The final storage location for the data will be a PostgreSQL database. There is an opendata database where we will store the table.
CREATE TABLE IF NOT EXISTS easter_dates (
holiday_date DATE NOT NULL
);
CREATE UNIQUE INDEX IF NOT EXISTS ON easter_dates (holiday_date);
For more detailed information about the CREATE TABLE and CREATE INDEX syntax, please consult the PostgreSQL documentation. For this task, I am using version 18.3.
Additionally, there is a useful blog post about naming conventions for the date and timestamp columns: Naming Conventions: Date and Timestamp Columns. Well worth spending two minutes reading it.
After creating table, we use PostgreSQL \COPY command to load the dates directly into the database.
#! /usr/bin/env bash
declare -r final_file="easter-dates.$(date +"%Y").txt"
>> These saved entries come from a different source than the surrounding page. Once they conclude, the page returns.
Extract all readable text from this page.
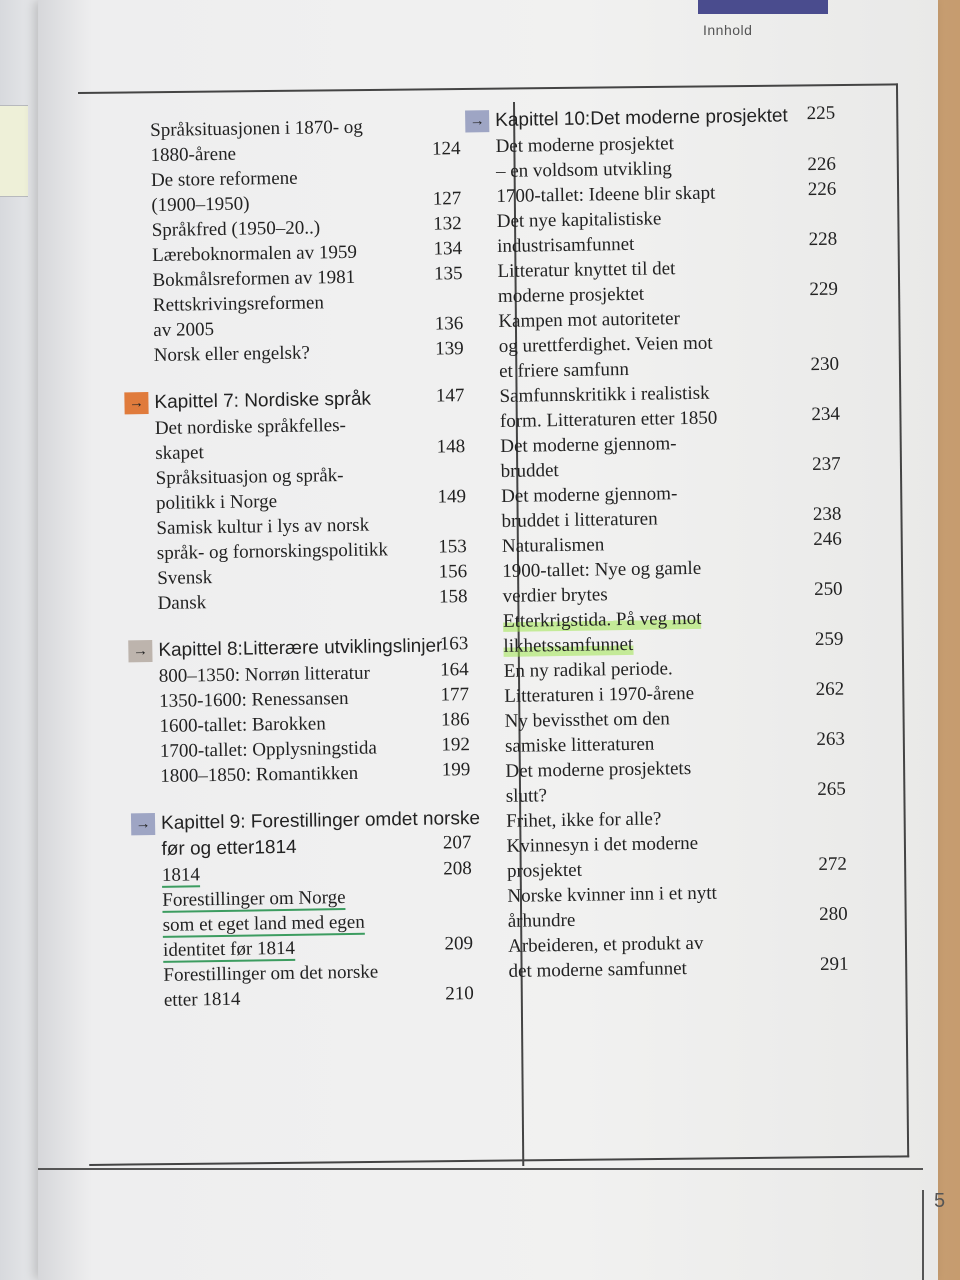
Innhold
5
Språksituasjonen i 1870- og
1880-årene	124
De store reformene
(1900–1950)	127
Språkfred (1950–20..)	132
Læreboknormalen av 1959	134
Bokmålsreformen av 1981	135
Rettskrivingsreformen
av 2005	136
Norsk eller engelsk?	139
→ Kapittel 7: Nordiske språk	147
Det nordiske språkfelles-
skapet	148
Språksituasjon og språk-
politikk i Norge	149
Samisk kultur i lys av norsk
språk- og fornorskingspolitikk	153
Svensk	156
Dansk	158
→ Kapittel 8:Litterære utviklingslinjer
163
800–1350: Norrøn litteratur	164
1350-1600: Renessansen	177
1600-tallet: Barokken	186
1700-tallet: Opplysningstida	192
1800–1850: Romantikken	199
→ Kapittel 9: Forestillinger omdet norske før og etter1814	207
1814	208
Forestillinger om Norge
som et eget land med egen
identitet før 1814	209
Forestillinger om det norske
etter 1814	210
→ Kapittel 10:Det moderne prosjektet 225
Det moderne prosjektet
– en voldsom utvikling	226
1700-tallet: Ideene blir skapt	226
Det nye kapitalistiske
industrisamfunnet	228
Litteratur knyttet til det
moderne prosjektet	229
Kampen mot autoriteter
og urettferdighet. Veien mot
et friere samfunn	230
Samfunnskritikk i realistisk
form. Litteraturen etter 1850	234
Det moderne gjennom-
bruddet	237
Det moderne gjennom-
bruddet i litteraturen	238
Naturalismen	246
1900-tallet: Nye og gamle
verdier brytes	250
Etterkrigstida. På veg mot
likhetssamfunnet	259
En ny radikal periode.
Litteraturen i 1970-årene	262
Ny bevissthet om den
samiske litteraturen	263
Det moderne prosjektets
slutt?	265
Frihet, ikke for alle?
Kvinnesyn i det moderne
prosjektet	272
Norske kvinner inn i et nytt
århundre	280
Arbeideren, et produkt av
det moderne samfunnet	291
echo "\\COPY easter_dates (holiday_date) FROM '${final_file}';" \
| psql --host postgres.pi --user opendata opendata
| INFO |
The connection string for the psql may differ for your setup. I extensively use .pgpass file for the database connections, which is why no password is specified in the parameters. |
Finally, let’s explore the data and, at the same time, validate the values.
opendata=> SELECT
COUNT(*)
FROM
easter_dates
WHERE
NOT (extract(isodow from holiday_date) IN (1,7));
count
-------
0
(1 row)
opendata=> SELECT
COUNT(*) AS total_num,
MIN(holiday_date) AS first_date,
MAX(holiday_date) AS last_date,
MIN(to_char(holiday_date, 'MM-DD')) AS earliest_holiday_in_year,
MAX(to_char(holiday_date, 'MM-DD')) AS latest_holiday_in_year
FROM
easter_dates;
total_num | first_date | last_date | earliest_holiday_in_year | latest_holiday_in_year
-----------+------------+------------+--------------------------+------------------------
116 | 1970-03-29 | 2027-03-29 | 03-23 | 04-25
(1 row)
This workflow demonstrates how to efficiently retrieve, transform, and load a dataset using standard Unix tools and PostgreSQL. Starting from a raw ASCII file, we converted the data into a structured ISO 8601 format, filtered and validated it, and finally stored it in a relational database for further use. This approach highlights the simplicity and power of combining shell utilities with SQL for practical data processing tasks.